Test : Roman de gare - Édition Collector

Julien Foussereau | 25 janvier 2008
Julien Foussereau | 25 janvier 2008

CHAM-PAGNE ! Claude Lelouch signe avec Roman de gare son film le plus potable depuis Tout ça pour ça. Certes, quelques « leloucheries » - comme dépeindre la paysannerie savoyarde en un ramassis de pécores aux aisselles fleurant le reblochon - auront tôt fait de faire germer le projet d'un autodafé de la discographie complète de Gilbert Bécaud. Sans oublier la fin Casimir... Il n'empêche, si un film tout juste satisfaisant apparaît inacceptable pour des pointures telles que Burton ou les frères Coen (au hasard), pour Cloclo, c'est le bout du monde.

 

« Que tu es vachard, Ignace ! » En même temps, Claude Lelouch le cherche bien tant la bienveillance initiale suite à la découverte de Roman de gare se voit froidement douchée par les bonus. Le cinéaste a bientôt 70 ans et l'heure est au bilan...et aux règlements de compte aussi. On avait gardé l'image d'un Lelouch abattu après l'échec de son « coup » des séances gratuites avec Les Parisiens, le revoilà en pleine forme et prêt à en découdre avec la presse. Autant être clair, notre profession va régulièrement morfler pendant plus de trois heures !

 

Les choses commencent doucement avec un making of (20min) dont l'assez bonne facture dissimule mal le melon respectable du monsieur. On apprécie l'ambiance conviviale qui règne sur son tournage. Il est difficile pourtant de ne pas sourire quand il hurle « C'est grandiose ! C'est du John Ford ! », tout fier qu'il est de son plan avec de vrais morceaux de troupeau ovin dedans.

 
Qu'elle était laineuse, sa vallée !

Deuxième disque et explicitation brutale de la mégalomanie avec Claude Lelouch, on s'aimera (52min) rétrospective / panégyrique / confessions intimes en voiture dans laquelle on trouve pêle-mêle considérations pleines de bon sens malheureusement émises sous forme d'aphorismes neuneus, mea culpa sur ses absences en tant que père, enfance difficile sous l'Occupation en tant que juif, vocation déclenchée par Quand passent les cigognes de Mikheil Kalatozishvili et une poignée de gentillesses pour la presse (bon, Les Cahiers sont les principaux visés). Le commentaire est dit par Anouk Aimée, on aperçoit quelques extraits de films moins connus de Lelouch et c'est tellement grandiloquent par endroits que l'on parierait presque que ce documentaire sera diffusé à la télé au moment de sa mort.

 

Petite pause récréative avec Cinéma de boulevard (4 min), segment « lelouchien » de Chacun son cinéma et hommage pudique du petit Claude à ses parents. On reprend ensuite de plus belle avec Les Interviews dont une fleuve du maestro (75 min) dans laquelle il ne manque pas d'en rajouter une couche sur la presse, relayé par ses acteurs (15 min), son scénariste (15 min), son assistant réal (4 min) et Hervé Picard, faux réalisateur de Roman de gare et vrai prof de tennis. Une galerie photo (4 min) parachève le tout.

 

Comment jauger ces trois heures de bonus ? Deux options possibles. Soit on les prend pour une mine d'informations pertinentes sur le bonhomme. Soit on adopte la posture confortable du moqueur face au « cas Lelouch », génie incompris ressassant ses mêmes formules éculées quand il n'hésite pas à se comparer à Orson Welles ou Godard.

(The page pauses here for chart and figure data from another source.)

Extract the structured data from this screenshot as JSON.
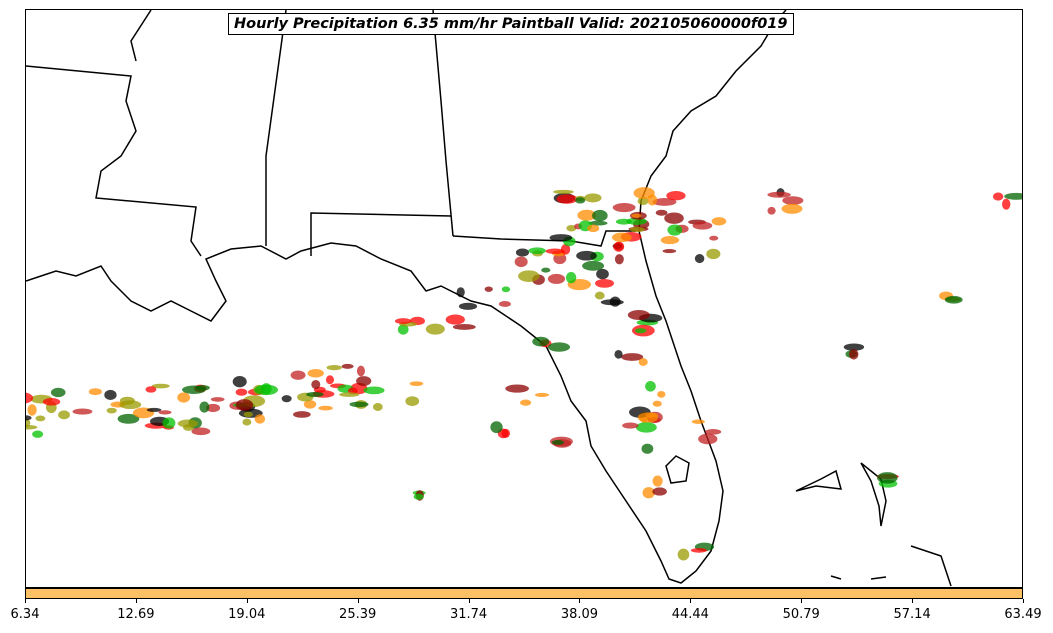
{
  "title": "Hourly Precipitation 6.35 mm/hr Paintball Valid: 202105060000f019",
  "colorbar": {
    "color": "#fec065",
    "ticks": [
      "6.34",
      "12.69",
      "19.04",
      "25.39",
      "31.74",
      "38.09",
      "44.44",
      "50.79",
      "57.14",
      "63.49"
    ]
  },
  "member_colors": [
    "#ff0000",
    "#ff8c00",
    "#8b0000",
    "#9a9a00",
    "#00c000",
    "#006400",
    "#000000",
    "#c02020"
  ]
}
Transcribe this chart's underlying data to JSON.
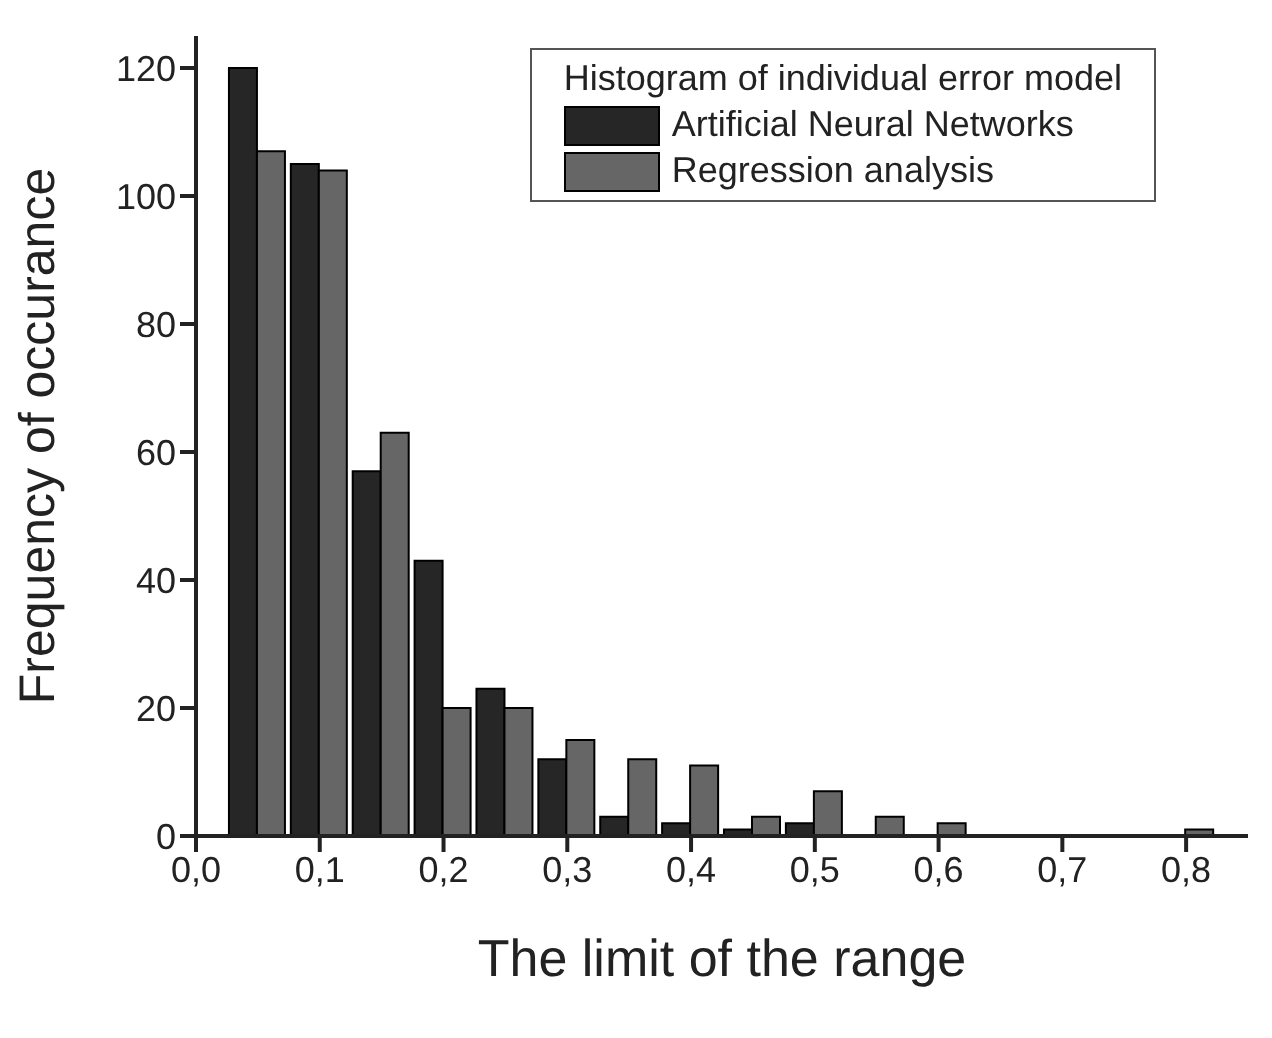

Tourné en HD, Roman de gare passe l'épreuve du transfert DVD sans encombre. Le master est donc d'une propreté irréprochable. L'ensemble jouit d'une très bonne compression, garante d'une bonne stabilité dans les arrières plans. La définition générale figure parmi les bonnes surprises de ce transfert avec un piqué typique de la HD, les seules limites étant l'encodage MPEG-2 employé pour le SD et les scènes en basse lumière compliquées pour cette nouvelle technologie.

 

 

Une seule piste disponible : un Dolby Surround 2.0. Etrange. Il nous semblait que le film était en 5.1. Reste à savoir si le Blu Ray proposera également une séparation des canaux sur deux voies. Toujours est il que ce Dolby Surround délivre un son clair, des dialogues cristallins jamais étouffés par l'ambiance. Un bien comme un mal car on aurait aimé que les miasmes musicaux de Nos amis les terriens composés par Alex Jaffray (prod' Lelouch rappelons-le) et recyclés ici soient maintenus en sourdine.